Funktionsweise der Tageslichtspots

Für die Installation von sogenannten Tageslichtspots (auch: Lichtröhren, Hohllichtleiter oder Lichtkamine) wird eine Scheibe bzw. eine Kuppel auf dem Dach angebracht, durch die das Tageslicht in das nach innen führende Rohr und darin weiter in das Innere des Hauses geleitet wird. Im zu beleuchtenden Raum sorgt eine Streuscheibe in der Decke für eine sanfte und blendfreie Beleuchtung mit Tageslicht. Um auch nachts über Licht zu verfügen, können die Tageslichtspots mit einem Beleuchtungszusatz, z. B. mit energiesparenden LEDs, ergänzt werden. Selbst an trüben Tagen erreicht ein Tageslichtspot eine Leistung, die in etwa der einer 60-Watt-Glühlampe entspricht. Je nach System und den verwendeten Materialien ist mit einem solchen Tageslichtsystem ein nahezu verlustfreier Lichttransport von bis zu sechs Metern möglich.
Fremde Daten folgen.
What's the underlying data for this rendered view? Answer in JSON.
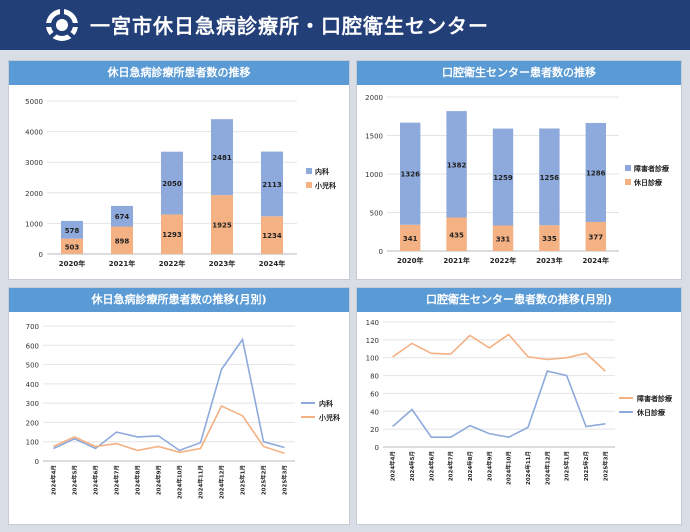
{
  "header": {
    "title": "一宮市休日急病診療所・口腔衛生センター"
  },
  "colors": {
    "header": "#233f78",
    "panel_title": "#5b9bd5",
    "blue": "#8eaadc",
    "orange": "#f4b183",
    "line_blue": "#8eaadc",
    "line_orange": "#f4b183"
  },
  "panels": {
    "p1": {
      "title": "休日急病診療所患者数の推移"
    },
    "p2": {
      "title": "口腔衛生センター患者数の推移"
    },
    "p3": {
      "title": "休日急病診療所患者数の推移(月別)"
    },
    "p4": {
      "title": "口腔衛生センター患者数の推移(月別)"
    }
  },
  "chart_data": [
    {
      "type": "bar",
      "title": "休日急病診療所患者数の推移",
      "categories": [
        "2020年",
        "2021年",
        "2022年",
        "2023年",
        "2024年"
      ],
      "series": [
        {
          "name": "小児科",
          "values": [
            503,
            898,
            1293,
            1925,
            1234
          ]
        },
        {
          "name": "内科",
          "values": [
            578,
            674,
            2050,
            2481,
            2113
          ]
        }
      ],
      "stacked": true,
      "ylim": [
        0,
        5000
      ],
      "yticks": [
        0,
        1000,
        2000,
        3000,
        4000,
        5000
      ],
      "legend": "right"
    },
    {
      "type": "bar",
      "title": "口腔衛生センター患者数の推移",
      "categories": [
        "2020年",
        "2021年",
        "2022年",
        "2023年",
        "2024年"
      ],
      "series": [
        {
          "name": "休日診療",
          "values": [
            341,
            435,
            331,
            335,
            377
          ]
        },
        {
          "name": "障害者診療",
          "values": [
            1326,
            1382,
            1259,
            1256,
            1286
          ]
        }
      ],
      "stacked": true,
      "ylim": [
        0,
        2000
      ],
      "yticks": [
        0,
        500,
        1000,
        1500,
        2000
      ],
      "legend": "right"
    },
    {
      "type": "line",
      "title": "休日急病診療所患者数の推移(月別)",
      "categories": [
        "2024年4月",
        "2024年5月",
        "2024年6月",
        "2024年7月",
        "2024年8月",
        "2024年9月",
        "2024年10月",
        "2024年11月",
        "2024年12月",
        "2025年1月",
        "2025年2月",
        "2025年3月"
      ],
      "series": [
        {
          "name": "内科",
          "values": [
            65,
            115,
            65,
            150,
            125,
            130,
            55,
            95,
            475,
            630,
            100,
            70
          ]
        },
        {
          "name": "小児科",
          "values": [
            75,
            125,
            75,
            90,
            55,
            75,
            45,
            65,
            285,
            235,
            75,
            40
          ]
        }
      ],
      "ylim": [
        0,
        700
      ],
      "yticks": [
        0,
        100,
        200,
        300,
        400,
        500,
        600,
        700
      ],
      "legend": "right"
    },
    {
      "type": "line",
      "title": "口腔衛生センター患者数の推移(月別)",
      "categories": [
        "2024年4月",
        "2024年5月",
        "2024年6月",
        "2024年7月",
        "2024年8月",
        "2024年9月",
        "2024年10月",
        "2024年11月",
        "2024年12月",
        "2025年1月",
        "2025年2月",
        "2025年3月"
      ],
      "series": [
        {
          "name": "障害者診療",
          "values": [
            101,
            116,
            105,
            104,
            125,
            111,
            126,
            101,
            98,
            100,
            105,
            85
          ]
        },
        {
          "name": "休日診療",
          "values": [
            23,
            42,
            11,
            11,
            24,
            15,
            11,
            22,
            85,
            80,
            23,
            26
          ]
        }
      ],
      "ylim": [
        0,
        140
      ],
      "yticks": [
        0,
        20,
        40,
        60,
        80,
        100,
        120,
        140
      ],
      "legend": "right"
    }
  ]
}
Erster Tageslichtspot kommt aus Australien

Die Idee, klassische Oberlichter zu Tageslichtspots weiterzuentwickeln, hatte ein australischer Erfinder, der Anfang der 1980er Jahre mit dem „Einfangen“ von Tageslicht und der „Umleitung“ in fensterlose Räume experimentierte. 1986 schließlich meldete er das erste Patent für einen Tageslichtspot an. Fünf Jahre später war die Entwicklung bereit für die Massenproduktion.

Zu sehen sind Tageslichtspots heutzutage nicht nur in Häusern, sondern z. B. auch im unterirdischen Berliner Bahnhof Potsdamer Platz, der durch drei große Lichtröhren mit Tageslicht versorgt wird. Die Lichtröhren ragen oberirdisch sogar mehrere Meter aus dem Boden und sind ein weithin sichtbares Zeichen innovativer Beleuchtung im öffentlichen Raum.